L’Ayatollah Ali Khamenei (e lo Sceicco Hashemi Rafsanjani) diedero immediatamente ordine alle forze armate di agire in questo modo. Tutte le forze armate erano in stretto coordinamento con le Guardie della Rivoluzione (IRGC-Pasdaran). L’Iran a questo punto lanciava i missili Silkworm di fabbricazione cinese contro il porto di al-Ahmadi in Kuwait. Ci fu un altro attacco ad una petroliera del Kuwait che batteva bandiera americana, scortata dalla marina degli Stati Uniti, che andò ad urtare una mina iraniana nel golfo. L’Iran inoltre abbatteva un elicottero americano usando i missili Stinger fabbricati negli Stati Uniti che gli erano stati forniti dai mujahedeen afgani. La sua linea era quella di  continuare lo scontro nel Golfo Persico incurante dell’ “immenso” potere militare degli Stati Uniti. L’Iran per di più  attaccava una nave sovietica, il mercantile Ivan Korotoyev in navigazione nel Golfo come nave di scorta. 

Era indiscutibilmente raro che due superpotenze come gli Stati Uniti e la Russia si potessero trovare entrambe schierate contro l’Iran in un conflitto in Medio Oriente, alleate di Saddam Hussein così come è  evidente che le capacità diplomatiche dell’Iran non si erano ancora affinate. Infatti l’Iran aiutava gli afgani nella loro lotta contro i sovietici mentre era impegnato a combattere l’egemonia americana in Medio Oriente. 

Sayyed Ali Khamenei andò a New York e, al Consiglio di Sicurezza delle Nazioni Unite, disse al mondo: “ gli Stati Uniti avranno la risposta che si meritano nel Golfo”. Una gigantesca petroliera di proprietà degli Stati Uniti, la Sungari, venne attaccata e data alle fiamme dai Pasdaran. L’Iran non era affatto disposto a farsi da parte, al contrario dimostrava di essere pronto ad affrontare ben due superpotenze in una volta, per giunta in un momento in cui Teheran si trovava in pessime condizioni. 

Oggi l’Iran possiede ogni tipo di missile ed è assai più potente, è un paese molto produttivo, ha alleati forti ed efficienti in grado di colpire i suoi nemici molto di più che nel 1987. I principi e i valori della rivoluzione islamica sono ancora gli stessi, portati avanti pressappoco  dalle stesse persone.
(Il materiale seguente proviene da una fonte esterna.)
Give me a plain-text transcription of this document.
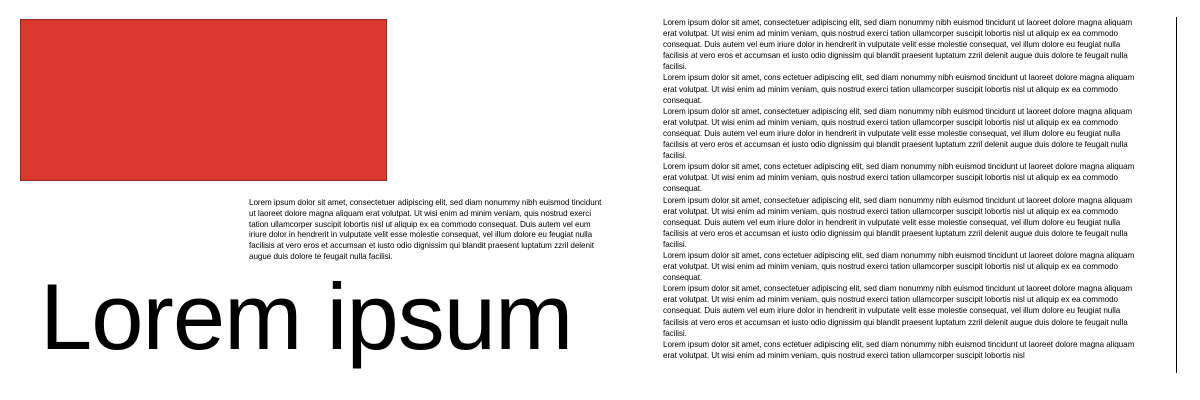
Lorem ipsum dolor sit amet, consectetuer adipiscing elit, sed diam nonummy nibh euismod tincidunt ut laoreet dolore magna aliquam erat volutpat. Ut wisi enim ad minim veniam, quis nostrud exerci tation ullamcorper suscipit lobortis nisl ut aliquip ex ea commodo consequat. Duis autem vel eum iriure dolor in hendrerit in vulputate velit esse molestie consequat, vel illum dolore eu feugiat nulla facilisis at vero eros et accumsan et iusto odio dignissim qui blandit praesent luptatum zzril delenit augue duis dolore te feugait nulla facilisi.

Lorem ipsum

Lorem ipsum dolor sit amet, consectetuer adipiscing elit, sed diam nonummy nibh euismod tincidunt ut laoreet dolore magna aliquam erat volutpat. Ut wisi enim ad minim veniam, quis nostrud exerci tation ullamcorper suscipit lobortis nisl ut aliquip ex ea commodo consequat. Duis autem vel eum iriure dolor in hendrerit in vulputate velit esse molestie consequat, vel illum dolore eu feugiat nulla facilisis at vero eros et accumsan et iusto odio dignissim qui blandit praesent luptatum zzril delenit augue duis dolore te feugait nulla facilisi.

Lorem ipsum dolor sit amet, cons ectetuer adipiscing elit, sed diam nonummy nibh euismod tincidunt ut laoreet dolore magna aliquam erat volutpat. Ut wisi enim ad minim veniam, quis nostrud exerci tation ullamcorper suscipit lobortis nisl ut aliquip ex ea commodo consequat.

Lorem ipsum dolor sit amet, consectetuer adipiscing elit, sed diam nonummy nibh euismod tincidunt ut laoreet dolore magna aliquam erat volutpat. Ut wisi enim ad minim veniam, quis nostrud exerci tation ullamcorper suscipit lobortis nisl ut aliquip ex ea commodo consequat. Duis autem vel eum iriure dolor in hendrerit in vulputate velit esse molestie consequat, vel illum dolore eu feugiat nulla facilisis at vero eros et accumsan et iusto odio dignissim qui blandit praesent luptatum zzril delenit augue duis dolore te feugait nulla facilisi.

Lorem ipsum dolor sit amet, cons ectetuer adipiscing elit, sed diam nonummy nibh euismod tincidunt ut laoreet dolore magna aliquam erat volutpat. Ut wisi enim ad minim veniam, quis nostrud exerci tation ullamcorper suscipit lobortis nisl ut aliquip ex ea commodo consequat.

Lorem ipsum dolor sit amet, consectetuer adipiscing elit, sed diam nonummy nibh euismod tincidunt ut laoreet dolore magna aliquam erat volutpat. Ut wisi enim ad minim veniam, quis nostrud exerci tation ullamcorper suscipit lobortis nisl ut aliquip ex ea commodo consequat. Duis autem vel eum iriure dolor in hendrerit in vulputate velit esse molestie consequat, vel illum dolore eu feugiat nulla facilisis at vero eros et accumsan et iusto odio dignissim qui blandit praesent luptatum zzril delenit augue duis dolore te feugait nulla facilisi.

Lorem ipsum dolor sit amet, cons ectetuer adipiscing elit, sed diam nonummy nibh euismod tincidunt ut laoreet dolore magna aliquam erat volutpat. Ut wisi enim ad minim veniam, quis nostrud exerci tation ullamcorper suscipit lobortis nisl ut aliquip ex ea commodo consequat.

Lorem ipsum dolor sit amet, consectetuer adipiscing elit, sed diam nonummy nibh euismod tincidunt ut laoreet dolore magna aliquam erat volutpat. Ut wisi enim ad minim veniam, quis nostrud exerci tation ullamcorper suscipit lobortis nisl ut aliquip ex ea commodo consequat. Duis autem vel eum iriure dolor in hendrerit in vulputate velit esse molestie consequat, vel illum dolore eu feugiat nulla facilisis at vero eros et accumsan et iusto odio dignissim qui blandit praesent luptatum zzril delenit augue duis dolore te feugait nulla facilisi.

Lorem ipsum dolor sit amet, cons ectetuer adipiscing elit, sed diam nonummy nibh euismod tincidunt ut laoreet dolore magna aliquam erat volutpat. Ut wisi enim ad minim veniam, quis nostrud exerci tation ullamcorper suscipit lobortis nisl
I Pasdaran (IRGC) sono più forti che mai e sono parte integrante delle forze armate. 

Sayyed Ali Khamenei era totalmente devoto all’Imam Khomeini. La sua funzione è stata quella di guardiano fedele della “Rivoluzione Islamica”, ha diretto l’IRGC, rappresentato l’Imam Khomeini al Consiglio di Sicurezza e ha avuto un ruolo particolarmente efficace nell’armare e nell’inglobare l’IRGC in tutti i livelli delle forze armate del paese. Non avrebbe esitazioni a intervenire contro eventuali segni di debolezza che i suoi governanti potrebbero mostrare mentre cercano di ammorbidire le relazioni con gli Stati Uniti. La Guida Suprema della Rivoluzione oggi non ha paura della guerra così come non teme la pace. Non negozierà con Trump né lo aiuterà ad essere rieletto nel 2020. Quelli che pensano che l’Iran sia disperato o messo con le spalle al muro o anche in fallimento a causa delle sanzioni degli Stati Uniti, dovrebbero leggere con più attenzione la storia e il comportamento della “Rivoluzione Islamica” a partire dal 1979.